I have been trying to use graph-tool (in Mac OSX) to generate random graphs by preserving in- and out-strength of nodes. I think I figured out a way to do that in graph-tool by allowing parallel_edges and setting a degree sampler function. It worked well on a very small graph but stuck for ~10 hours on a graph of 66 nodes of ~1700 edges (probably because the total edge weights are too large?). Could you let me know if this is the correct way to do so in graph-tool? Any way that can make it more efficient?
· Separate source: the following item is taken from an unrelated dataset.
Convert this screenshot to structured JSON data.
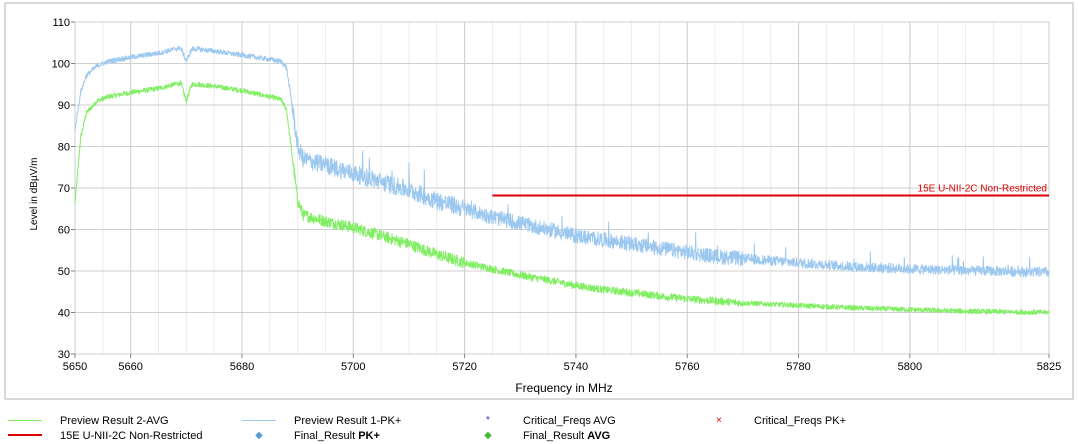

Thanks!

The system did not let me upload documents, so I am listing the first few rows of the edgelist:

source,target,weight
0,1,12306
0,2,3603
0,3,88263
0,4,92890
0,5,62422
0,6,10054
0,7,20353
0,8,9841
0,9,21
0,10,20429
0,11,5405
0,12,309

You are now allowed to upload files.

Please do not ignore the instructions that appear when you make a new post: without a minimal working example that shows the problem you’re having, there’s very little we can do to help.
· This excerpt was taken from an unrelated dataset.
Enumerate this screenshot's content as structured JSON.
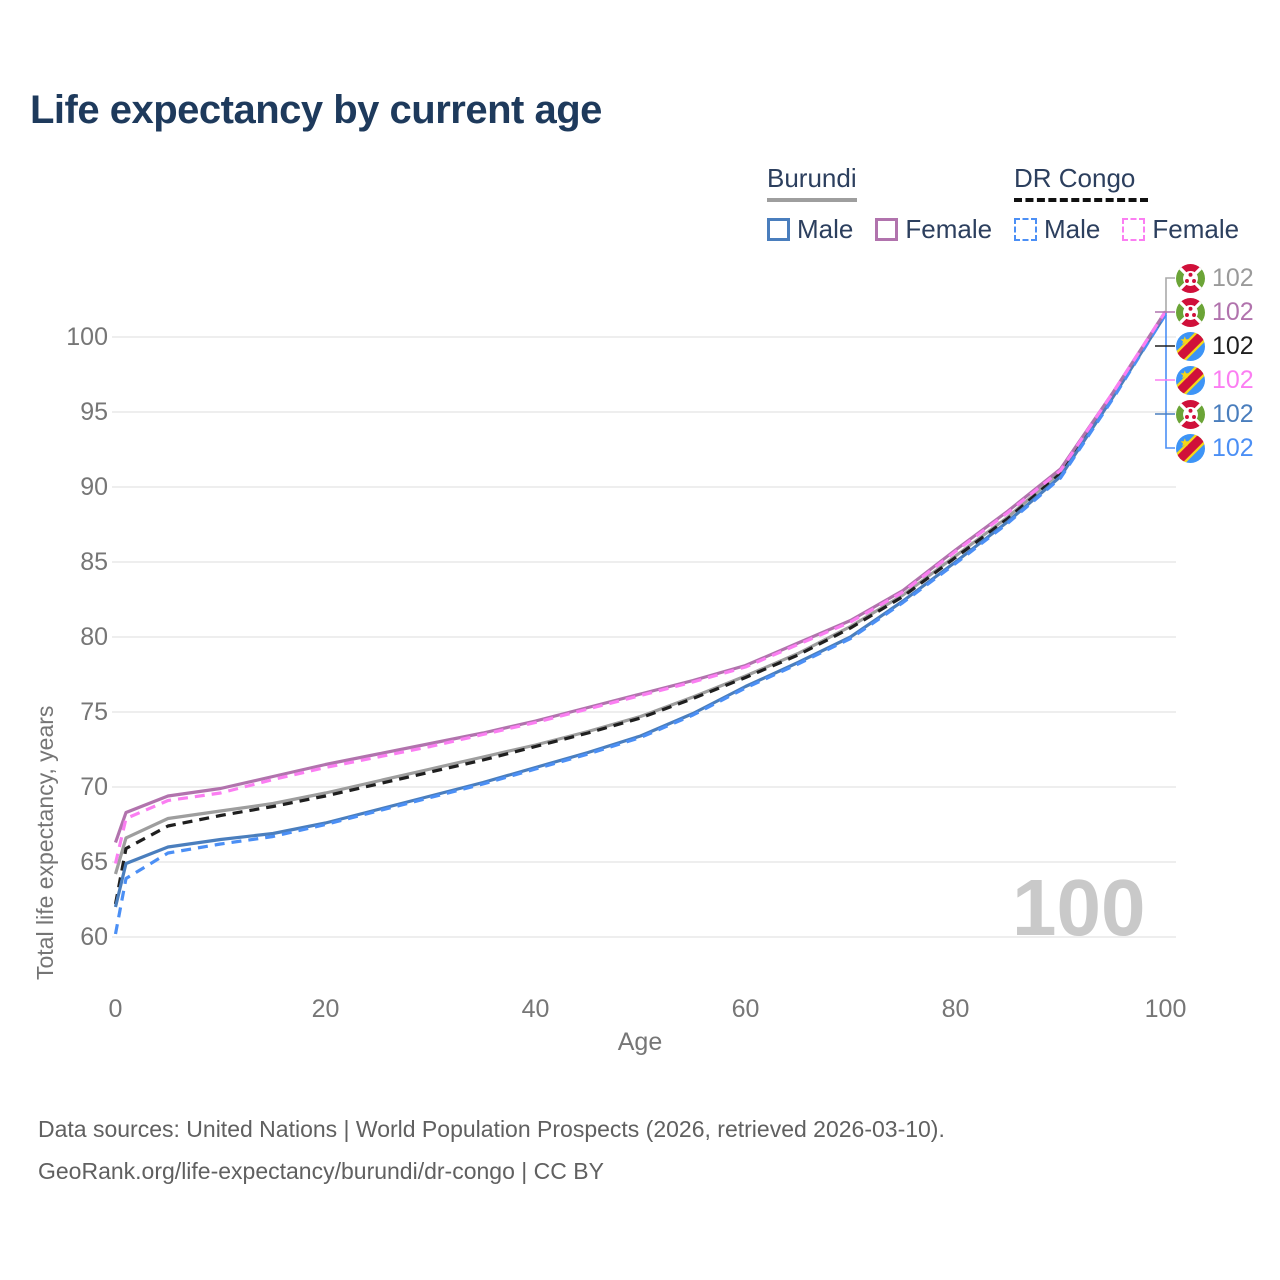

sample-graph.csv (17.0 KB)

Thanks! A sample graph file is attached. The code I wrote is as follows.

import pandas as pd
from graph_tool.all import *

dfod = pd.read_csv('sample-graph.csv')

g = Graph(directed=True)
ep_weight = g.new_ep("int")
g.add_edge_list(dfod.to_numpy(), hashed=False, eprops=[ep_weight])
g.edge_properties["weight"] = ep_weight

vp_deg_in_w = g.degree_property_map('in', g.edge_properties["weight"])
vp_deg_out_w = g.degree_property_map('out', g.edge_properties["weight"])

g = random_graph(g.num_vertices(), lambda k: (vp_deg_in_w[k], vp_deg_out_w[k]), model="configuration",  directed=True, parallel_edges=True, self_loops=True,
 edge_sweep=True, n_iter=1, random=True)

The way the current code works is inefficient for such super dense multigraphs (you want 5M edges between 66 nodes), because it first tries to build a seed graph in the same way you would do it for a simple graph. For sparse graphs it makes no difference, but for multigraphs it is quadratic on the edge multiplicities.

You’re better off just starting with your initial multigraph as a seed, and calling random_rewire() on it:

import pandas as pd
from graph_tool.all import *

dfod = pd.read_csv('sample-graph.csv')

g = Graph(directed=True)
for u, v, w in dfod.to_numpy():
    g.add_edge_list([(u, v)] * w, hashed=False)

random_rewire(g, self_loops=True, parallel_edges=True)

Very helpful – thanks for your help.